At the end of winter, the USSR KGB redoubled its efforts to stamp out the dissident movement in Ukraine — many militants of the Ukrainian Helsinki Group (UHG) and the Union of Relatives of the Imprisoned Evangelical Baptists were arrested. In October, I. Zisels, Ya. Lesiv, Z. Krasivsky, P. Rozumny, and poet Vasyl Stus were admitted to the UHG. On December 17-21, district center Kaharlyk, Kyiv oblast, saw a trial of writer Oles Berdnyk, a human rights champion and one of the UHG founders, who was sentenced to 6 years of imprisonment and 3 years of internal exile.
The Ukrainian SSR was admitted, as a UN member, to the Intergovernmental Committee on Science and Technology for Development.
1991
The year is painted blue and yellow, for Ukraine became an independent state.
The Ukrainian SSR Supreme Soviet Presidium issued a statement on January 14 in connection with the events in Lithuania, which condemned the use of military force by the USSR’s governmental bodies. On February 12, Kyiv resolved to reestablish the Crimean Autonomous Republic.
On March 17, 70.16% of Ukrainian participants in the all-USSR referendum voted for the retention of the USSR, but only (a very important reservation) on the principles of the Declaration on National Sovereignty of the Ukrainian SSR. On March 31, Cardinal M. Liubachivsky, head of the Ukrainian Greek Catholic Church, returned to St. George’s Cathedral in Lviv. On April 17, the Ukrainian SSR SS passed a law on rehabilitation of the victims of political repression and, on April 23, a law on the freedom of speech and religious associations. March and April saw a powerful coal miners’ strike which played an important role in shaking the communist regime’s foundations.
On June 5, the Ukrainian SSR SS passed a law instituting the office of the Ukrainian SSR President. After an abortive coup in Moscow (GKChP) on August 24, the Ukrainian SSR SS passed the Act on the Proclamation of Ukraine’s Independence. On September 4, a blue-and-yellow flag was hoisted over the Verkhovna Rada of Ukraine building.
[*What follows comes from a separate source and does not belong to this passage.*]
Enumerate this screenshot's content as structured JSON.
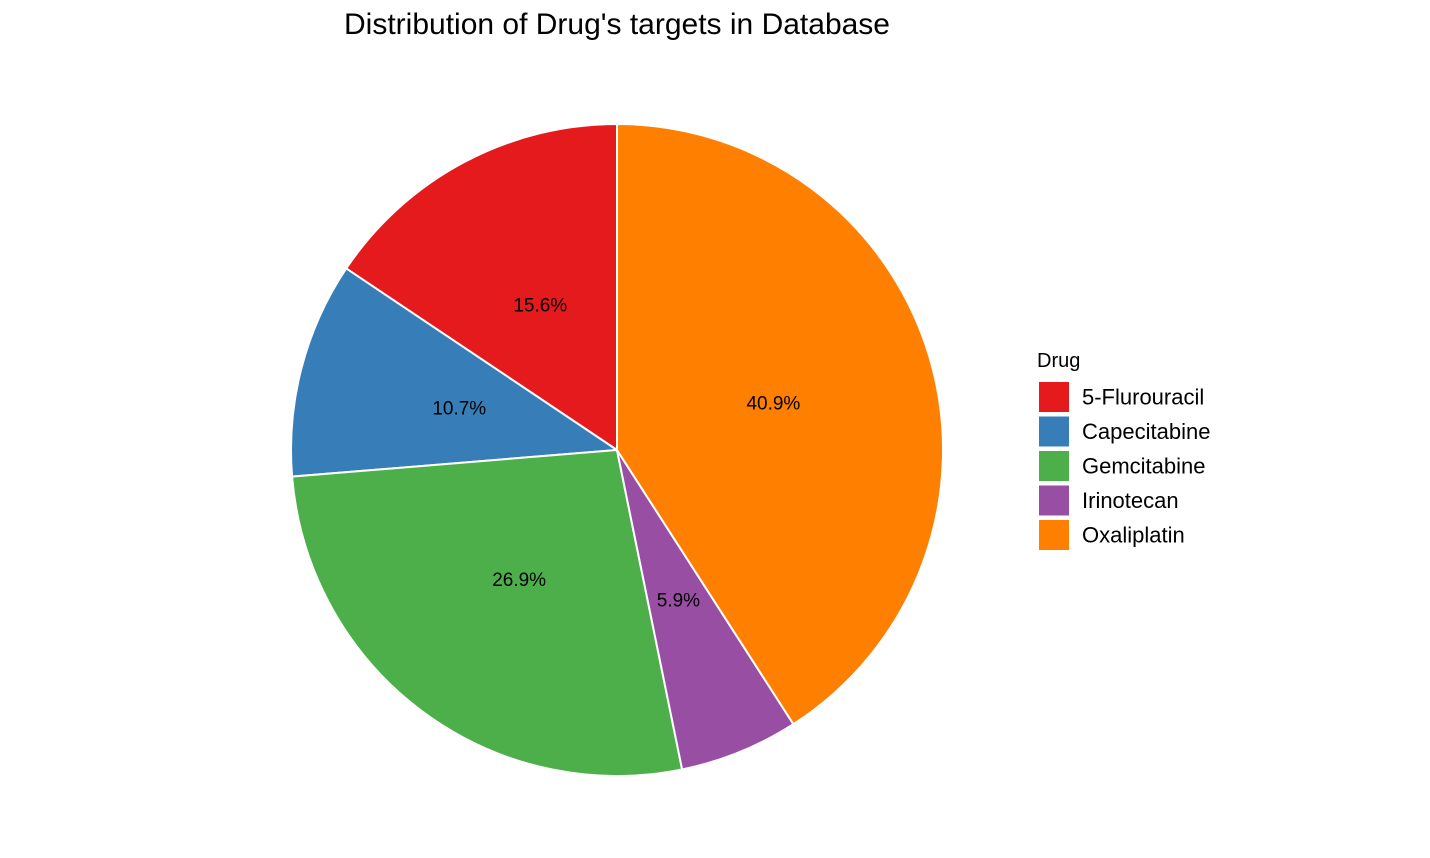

On October 24, VR passed the Declaration on the Non-Nuclear Status of Ukraine.
December 1 was the day when a nationwide referendum and the elections of Ukraine’s first President were held. 90.32% of referendum participants voted for Ukrainain independence, while Leonid Kravchuk polled 61% of Ukrainian citizens’ votes and was thus elected President of Ukraine in the first round.